(CNN) -- Silvia Todorova has been heating water in a cooking pot so she can bathe her eight-month-old son Daniel.
Snow-covered ice floats down the Elbe river in Hamburg, Germany, as the temperature plummets.
Dijana Isakovic is running a temperature, taking antibiotics and wearing two shirts and a sweater to try to keep warm.
Workers in Slovakia are sitting at home, their factories idle.
All their problems stem from the same source: the seemingly endless dispute between Russia and Ukraine that has cut off supplies of natural gas to Europe.
Bulgaria, where Todorova lives, is among the hardest hit by the crisis -- it imports 90 percent of its natural gas from Russia.
"We were freezing for two days," said Todorova, 33, a teacher and mother of two. "The electric heaters are working 24 hours a day, which affects our electricity bill. This month it will be 40 percent more" than usual.
The crisis comes as much of Europe slogs through winter. Temperatures have been well below freezing in Bulgaria since Russia shut off the gas to Europe on January 6.
People "are cold at home, then they go to work and they are cold again," said Sevdalina Voynova, government affairs director of the American Chamber of Commerce in Bulgaria.
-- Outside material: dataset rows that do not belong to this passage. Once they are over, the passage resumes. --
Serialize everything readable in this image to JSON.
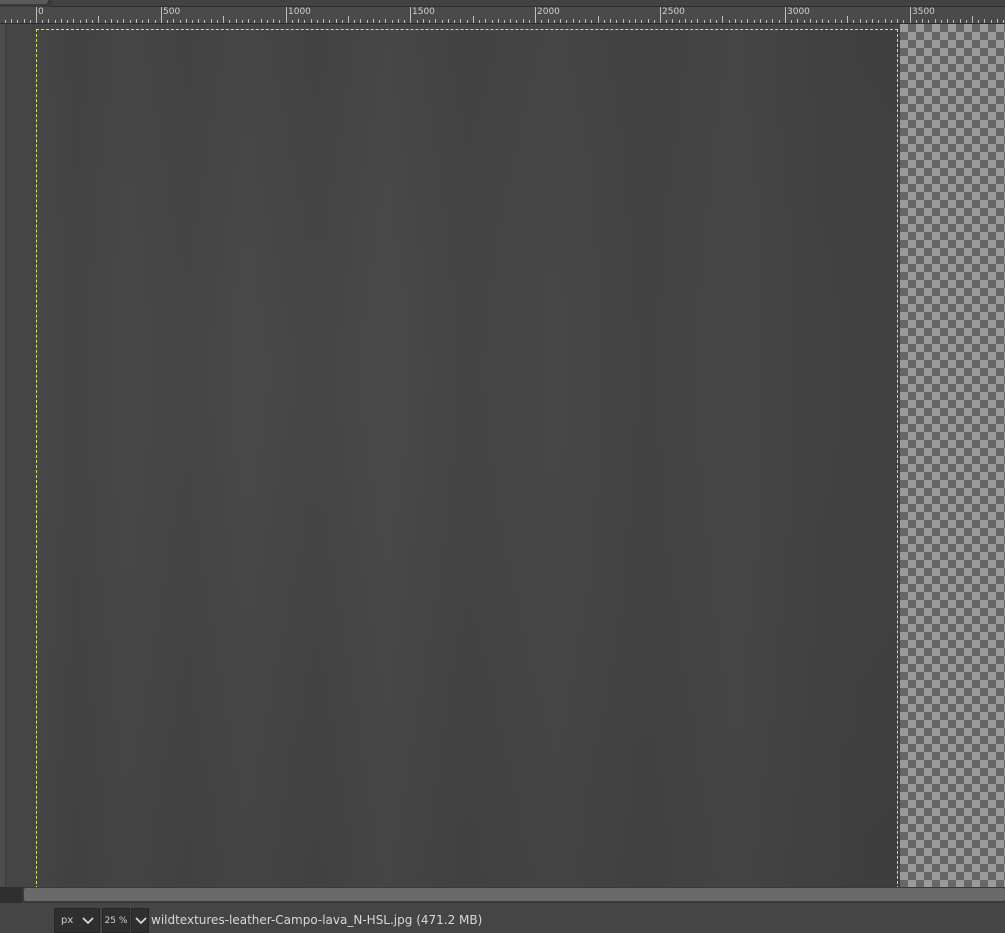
{
  "ruler": {
    "ticks": [
      "0",
      "500",
      "1000",
      "1500",
      "2000",
      "2500",
      "3000",
      "3500"
    ]
  },
  "canvas": {
    "image_fill": "#434343",
    "boundary_color": "#e0e060"
  },
  "status_bar": {
    "unit": "px",
    "zoom": "25 %",
    "file_info": "wildtextures-leather-Campo-lava_N-HSL.jpg (471.2 MB)"
  },
  "icons": {
    "unit_dropdown": "chevron-down-icon",
    "zoom_dropdown": "chevron-down-icon"
  }
}
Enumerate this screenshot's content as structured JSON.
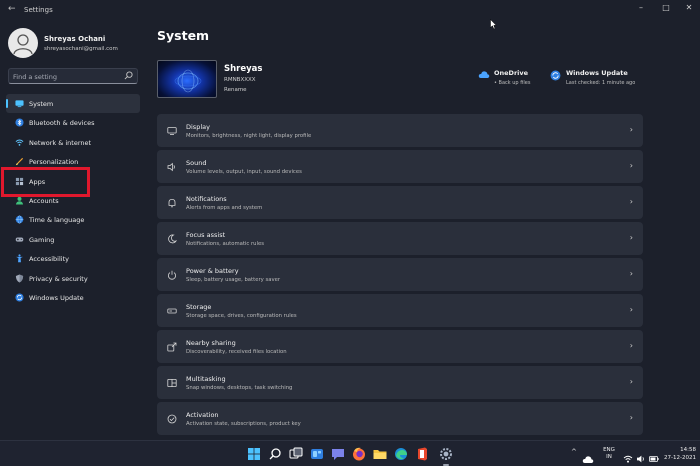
{
  "window": {
    "title": "Settings",
    "back_glyph": "←",
    "controls": {
      "minimize": "–",
      "maximize": "□",
      "close": "✕"
    }
  },
  "user": {
    "name": "Shreyas Ochani",
    "email": "shreyasochani@gmail.com"
  },
  "search": {
    "placeholder": "Find a setting",
    "value": "",
    "icon": "search-icon"
  },
  "sidebar": {
    "items": [
      {
        "label": "System",
        "icon": "monitor-icon",
        "color": "#4cc2ff",
        "active": true
      },
      {
        "label": "Bluetooth & devices",
        "icon": "bluetooth-icon",
        "color": "#4aa3ff"
      },
      {
        "label": "Network & internet",
        "icon": "wifi-icon",
        "color": "#60c6ff"
      },
      {
        "label": "Personalization",
        "icon": "brush-icon",
        "color": "#f0a030"
      },
      {
        "label": "Apps",
        "icon": "apps-icon",
        "color": "#8a9bb0"
      },
      {
        "label": "Accounts",
        "icon": "person-icon",
        "color": "#3ec07b"
      },
      {
        "label": "Time & language",
        "icon": "globe-icon",
        "color": "#4aa3ff"
      },
      {
        "label": "Gaming",
        "icon": "gamepad-icon",
        "color": "#a0a8b8"
      },
      {
        "label": "Accessibility",
        "icon": "accessibility-icon",
        "color": "#4ea4ff"
      },
      {
        "label": "Privacy & security",
        "icon": "shield-icon",
        "color": "#a0a8b8"
      },
      {
        "label": "Windows Update",
        "icon": "update-icon",
        "color": "#4cc2ff"
      }
    ]
  },
  "main": {
    "title": "System",
    "device": {
      "name": "Shreyas",
      "model": "RMNBXXXX",
      "rename": "Rename"
    },
    "quick": [
      {
        "title": "OneDrive",
        "sub": "• Back up files",
        "icon": "cloud-icon",
        "color": "#4aa3ff"
      },
      {
        "title": "Windows Update",
        "sub": "Last checked: 1 minute ago",
        "icon": "update-icon",
        "color": "#4aa3ff"
      }
    ],
    "cards": [
      {
        "title": "Display",
        "sub": "Monitors, brightness, night light, display profile",
        "icon": "display-icon"
      },
      {
        "title": "Sound",
        "sub": "Volume levels, output, input, sound devices",
        "icon": "speaker-icon"
      },
      {
        "title": "Notifications",
        "sub": "Alerts from apps and system",
        "icon": "bell-icon"
      },
      {
        "title": "Focus assist",
        "sub": "Notifications, automatic rules",
        "icon": "moon-icon"
      },
      {
        "title": "Power & battery",
        "sub": "Sleep, battery usage, battery saver",
        "icon": "power-icon"
      },
      {
        "title": "Storage",
        "sub": "Storage space, drives, configuration rules",
        "icon": "storage-icon"
      },
      {
        "title": "Nearby sharing",
        "sub": "Discoverability, received files location",
        "icon": "share-icon"
      },
      {
        "title": "Multitasking",
        "sub": "Snap windows, desktops, task switching",
        "icon": "multitask-icon"
      },
      {
        "title": "Activation",
        "sub": "Activation state, subscriptions, product key",
        "icon": "check-circle-icon"
      }
    ],
    "chevron": "›"
  },
  "taskbar": {
    "apps": [
      {
        "name": "start-button",
        "icon": "windows-logo-icon",
        "color": "#4cc2ff"
      },
      {
        "name": "search-button",
        "icon": "search-icon",
        "color": "#ffffff"
      },
      {
        "name": "task-view-button",
        "icon": "task-view-icon",
        "color": "#ffffff"
      },
      {
        "name": "widgets-button",
        "icon": "widgets-icon",
        "color": "#4aa3ff"
      },
      {
        "name": "chat-button",
        "icon": "chat-icon",
        "color": "#7b83eb"
      },
      {
        "name": "firefox-button",
        "icon": "firefox-icon",
        "color": "#ff7139"
      },
      {
        "name": "file-explorer-button",
        "icon": "folder-icon",
        "color": "#f5c542"
      },
      {
        "name": "edge-button",
        "icon": "edge-icon",
        "color": "#2fb6a8"
      },
      {
        "name": "office-button",
        "icon": "office-icon",
        "color": "#e8472c"
      },
      {
        "name": "settings-button",
        "icon": "gear-icon",
        "color": "#a9b4c6"
      }
    ],
    "tray_chevron": "^",
    "lang": {
      "line1": "ENG",
      "line2": "IN"
    },
    "time": "14:58",
    "date": "27-12-2021"
  }
}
Many schools in the country closed for lack of heat, she said, meaning parents had to leave their children at home in the cold.
"They have to go to work. They have no idea how to warm the kids at home," she said.
It's even cold on public transport, she said.
"Heating on the vehicles was one of the first places they tried to save on gas," she said. "People were freezing moving from one place to another, freezing at home, and freezing in the office."
But those who were freezing at work may be the lucky ones -- some factories have been forced to halt operations for lack of gas, Voynova said.
At least three companies that are members of the American Chamber of Commerce have shut down all production, she said.
Two major employers, the ceramics manufacturers Ideal Standard and Vidima, were already suffering due to the worldwide economic crisis.
"They put their workers on long holidays before Christmas. They were supposed to come back to work January 9, but they have extended their holidays for nobody knows how long," she said.
Cosmetics company Alen Mak stopped production about 10 days ago, she said.
"All their employees are on enforced holidays. They're using up their holiday days for the year -- but that's the better option. The other option is to start laying people off," she said.
The same thing is happening to the north, in Slovakia, which also gets all its natural gas from Russia and has been rationing its supplies.
"People are home, on forced leave" and reduced salaries, said Elena Mallickova of Slovak TV. "The big factories are informing us how many millions of euros they are losing each day," she added.
Ordinary people in Slovakia are not feeling the effects of the gas dispute the way Bulgarians are, she said.
But Dijana Isakova, a journalist in Bosnia-Herzegovina, is on sick leave, which she blames on the cold. "A lot of people are sick with flu and fevers," she said.
Her 74-year-old grandmother has taken an old wood-fueled heater out of the garage to stay warm, Isakova said.
She herself is relying on electric heaters, but lives with her aunt in a large, drafty apartment, she said.
"It's impossible to heat the whole apartment with two heaters. The windows are not so good, so the cold air is coming inside."
Kenan Cerimagic, who works with Isakova at NTV Hayat, said the price of electric heaters had gone up 50 percent since the gas was cut off. "We're getting icy rain. There's no snow but everything is frozen," he said.
But although Bosnia-Herzegovina is relying on emergency supplies of gas from other countries such as Hungary and Germany, Cerimagic is looking on the bright side.
"Today it's a little bit warmer: -5 Celsius (23 Fahrenheit.) Normally it's -10, -13," he said.
And he pointed out that the country emerged from war less than a decade ago, which might make Bosnians more stoic about suffering through a cold winter.
"People are saying, 'At least there is no shooting,'" he said. "So we will survive."